Each camera in this roundup ships with a strap, USB cables, and batteries (four AA batteries with the A10 and the Cyber-shot, one 3V Lithium with the D-100, and a rechargeable battery with the Mavica FD92). The PowerShot A10 comes with an 8MB CompactFlash card, the Brio D-100 comes with an 8MB SmartMedia card, the Cyber-shot DSC-P30 comes with a 4MB Memory Stick. Neither a floppy disk nor a Memory Stick is included with the Mavica MVC-FD92.
Except for the PowerShot A10, each camera comes with an AV cable. Canon’s proprietary software downloads images and performs very simple actions such as rotating images.

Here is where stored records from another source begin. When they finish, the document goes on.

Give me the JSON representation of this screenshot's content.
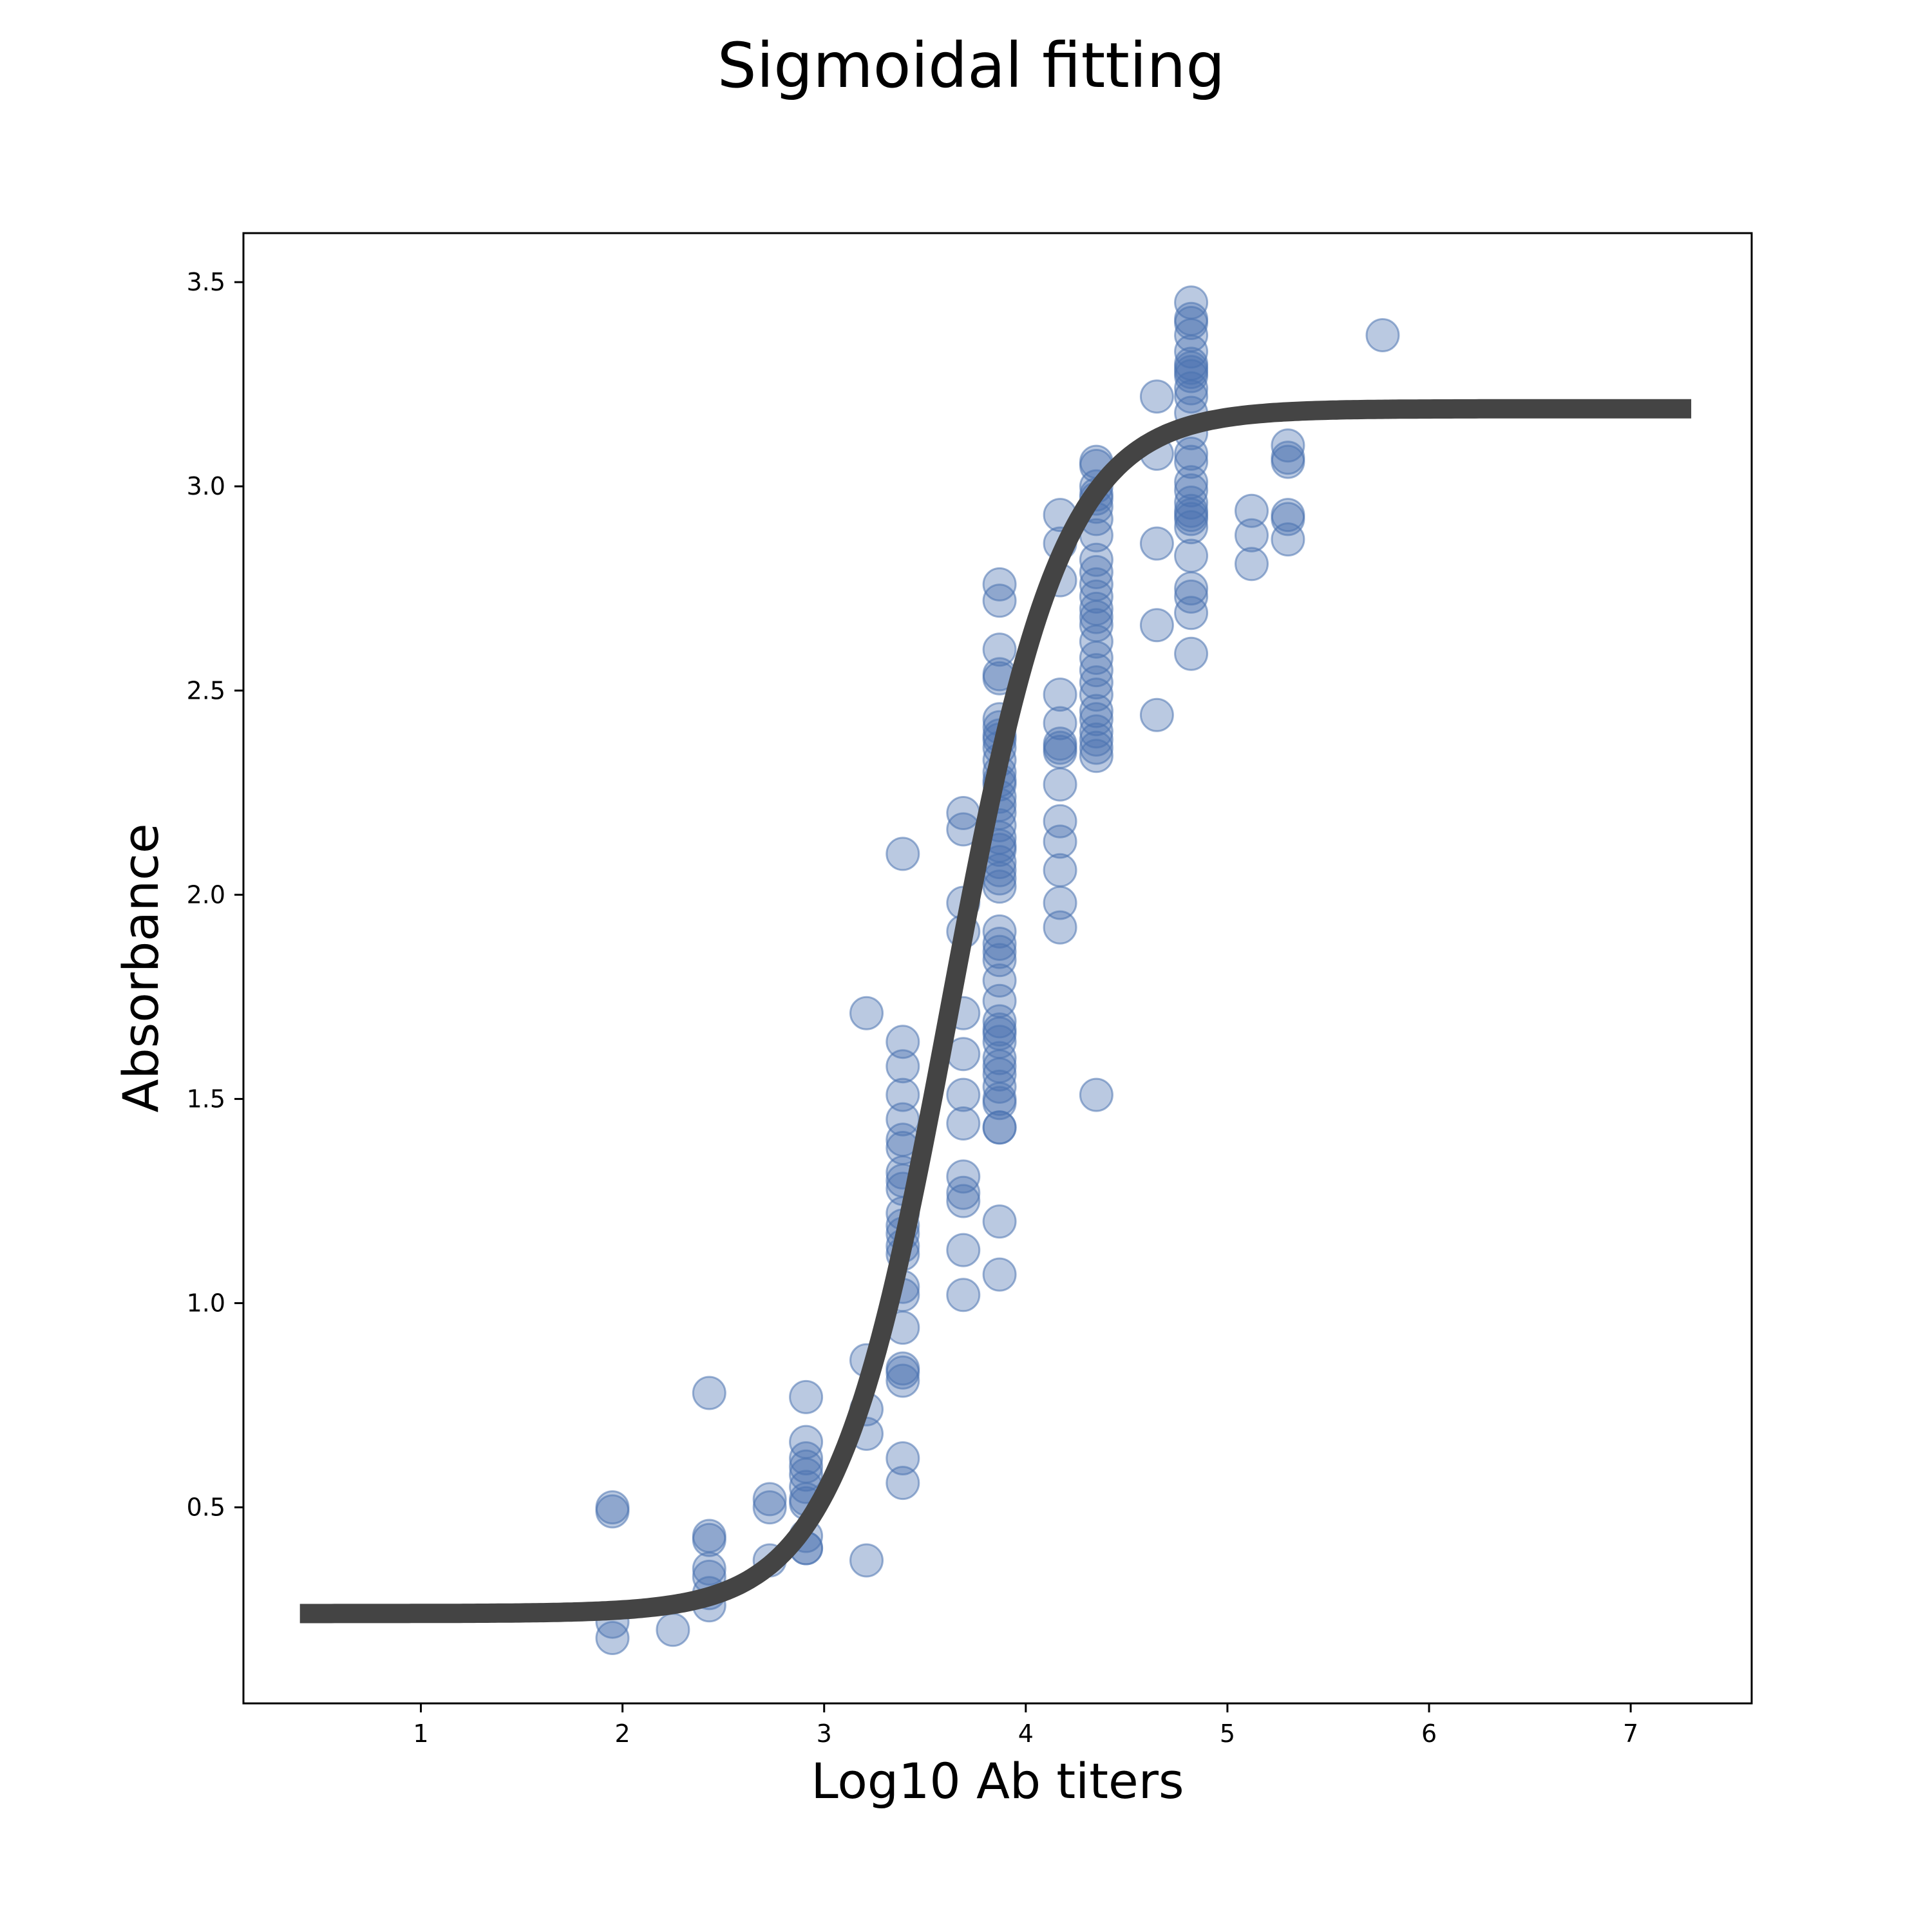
{
  "chart_data": {
    "type": "scatter",
    "title": "Sigmoidal fitting",
    "xlabel": "Log10 Ab titers",
    "ylabel": "Absorbance",
    "xlim": [
      0.12,
      7.6
    ],
    "ylim": [
      0.02,
      3.62
    ],
    "xticks": [
      1,
      2,
      3,
      4,
      5,
      6,
      7
    ],
    "yticks": [
      0.5,
      1.0,
      1.5,
      2.0,
      2.5,
      3.0,
      3.5
    ],
    "xtick_labels": [
      "1",
      "2",
      "3",
      "4",
      "5",
      "6",
      "7"
    ],
    "ytick_labels": [
      "0.5",
      "1.0",
      "1.5",
      "2.0",
      "2.5",
      "3.0",
      "3.5"
    ],
    "grid": false,
    "legend": "none",
    "colors": {
      "points": "#4a72b0",
      "curve": "#444444"
    },
    "series": [
      {
        "type": "scatter",
        "x": [
          1.95,
          1.95,
          1.95,
          1.95,
          2.25,
          2.43,
          2.43,
          2.43,
          2.43,
          2.43,
          2.43,
          2.43,
          2.73,
          2.73,
          2.73,
          2.91,
          2.91,
          2.91,
          2.91,
          2.91,
          2.91,
          2.91,
          2.91,
          2.91,
          2.91,
          2.91,
          3.21,
          3.21,
          3.21,
          3.21,
          3.21,
          3.39,
          3.39,
          3.39,
          3.39,
          3.39,
          3.39,
          3.39,
          3.39,
          3.39,
          3.39,
          3.39,
          3.39,
          3.39,
          3.39,
          3.39,
          3.39,
          3.39,
          3.39,
          3.39,
          3.39,
          3.39,
          3.39,
          3.39,
          3.69,
          3.69,
          3.69,
          3.69,
          3.69,
          3.69,
          3.69,
          3.69,
          3.69,
          3.69,
          3.69,
          3.69,
          3.69,
          3.87,
          3.87,
          3.87,
          3.87,
          3.87,
          3.87,
          3.87,
          3.87,
          3.87,
          3.87,
          3.87,
          3.87,
          3.87,
          3.87,
          3.87,
          3.87,
          3.87,
          3.87,
          3.87,
          3.87,
          3.87,
          3.87,
          3.87,
          3.87,
          3.87,
          3.87,
          3.87,
          3.87,
          3.87,
          3.87,
          3.87,
          3.87,
          3.87,
          3.87,
          3.87,
          3.87,
          3.87,
          3.87,
          3.87,
          3.87,
          3.87,
          3.87,
          3.87,
          3.87,
          3.87,
          4.17,
          4.17,
          4.17,
          4.17,
          4.17,
          4.17,
          4.17,
          4.17,
          4.17,
          4.17,
          4.17,
          4.17,
          4.17,
          4.17,
          4.35,
          4.35,
          4.35,
          4.35,
          4.35,
          4.35,
          4.35,
          4.35,
          4.35,
          4.35,
          4.35,
          4.35,
          4.35,
          4.35,
          4.35,
          4.35,
          4.35,
          4.35,
          4.35,
          4.35,
          4.35,
          4.35,
          4.35,
          4.35,
          4.35,
          4.35,
          4.35,
          4.65,
          4.65,
          4.65,
          4.65,
          4.65,
          4.82,
          4.82,
          4.82,
          4.82,
          4.82,
          4.82,
          4.82,
          4.82,
          4.82,
          4.82,
          4.82,
          4.82,
          4.82,
          4.82,
          4.82,
          4.82,
          4.82,
          4.82,
          4.82,
          4.82,
          4.82,
          4.82,
          4.82,
          4.82,
          4.82,
          4.82,
          4.82,
          5.12,
          5.12,
          5.12,
          5.3,
          5.3,
          5.3,
          5.3,
          5.3,
          5.3,
          5.77
        ],
        "y": [
          0.5,
          0.49,
          0.22,
          0.18,
          0.2,
          0.78,
          0.42,
          0.43,
          0.35,
          0.33,
          0.29,
          0.26,
          0.52,
          0.5,
          0.37,
          0.77,
          0.66,
          0.62,
          0.6,
          0.58,
          0.55,
          0.51,
          0.52,
          0.43,
          0.4,
          0.4,
          1.71,
          0.86,
          0.74,
          0.68,
          0.37,
          2.1,
          1.64,
          1.58,
          1.51,
          1.45,
          1.4,
          1.38,
          1.32,
          1.3,
          1.28,
          1.22,
          1.19,
          1.17,
          1.14,
          1.12,
          1.04,
          1.02,
          0.94,
          0.84,
          0.83,
          0.81,
          0.62,
          0.56,
          2.2,
          2.16,
          1.98,
          1.91,
          1.71,
          1.61,
          1.51,
          1.44,
          1.31,
          1.27,
          1.25,
          1.13,
          1.02,
          2.76,
          2.72,
          2.6,
          2.54,
          2.53,
          2.43,
          2.41,
          2.39,
          2.36,
          2.33,
          2.3,
          2.27,
          2.24,
          2.22,
          2.2,
          2.17,
          2.14,
          2.11,
          2.08,
          2.06,
          2.04,
          2.02,
          1.91,
          1.88,
          1.86,
          1.84,
          1.79,
          1.74,
          1.69,
          1.66,
          1.64,
          1.6,
          1.58,
          1.56,
          1.53,
          1.5,
          1.49,
          1.43,
          1.43,
          1.2,
          1.07,
          2.12,
          2.28,
          2.38,
          1.67,
          2.93,
          2.86,
          2.77,
          2.49,
          2.42,
          2.37,
          2.35,
          2.27,
          2.18,
          2.13,
          2.06,
          1.98,
          1.92,
          2.36,
          3.06,
          3.05,
          3.0,
          2.97,
          2.95,
          2.92,
          2.88,
          2.82,
          2.79,
          2.76,
          2.73,
          2.7,
          2.68,
          2.66,
          2.62,
          2.58,
          2.55,
          2.52,
          2.49,
          2.45,
          2.43,
          2.4,
          2.38,
          2.36,
          2.34,
          1.51,
          2.98,
          3.22,
          3.08,
          2.86,
          2.66,
          2.44,
          3.45,
          3.41,
          3.4,
          3.37,
          3.33,
          3.3,
          3.28,
          3.27,
          3.24,
          3.22,
          3.18,
          3.13,
          3.08,
          3.06,
          3.01,
          2.99,
          2.96,
          2.94,
          2.92,
          2.9,
          2.83,
          2.75,
          2.73,
          2.69,
          2.59,
          3.29,
          2.93,
          2.94,
          2.88,
          2.81,
          3.1,
          3.07,
          3.06,
          2.93,
          2.92,
          2.87,
          3.37
        ]
      },
      {
        "type": "line",
        "curve_type": "four-parameter logistic",
        "bottom": 0.24,
        "top": 3.19,
        "inflection_x": 3.62,
        "hill_slope": 1.55,
        "x_range": [
          0.4,
          7.3
        ]
      }
    ]
  }
}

Olympus’s proprietary Camedia Master program is comparable to the Canon software and is included with the Brio D-100. Both Sony cameras are bundled with MGI PhotoSuite SE 1.1, similar to the Canon and Olympus software, but it also includes templates for greeting cards, calendars, and the like.
Macworld’s Buying Advice
The Canon PowerShot A10 offers the overall best balance of features and performance. At a moderate price, it delivers excellent image quality: sharp images with accurate colors in a variety of lighting situations. If additional features are more important to you, consider the Sony Cyber-shot DSC-30; it offers perks such as Movie mode and special effects at a very modest price.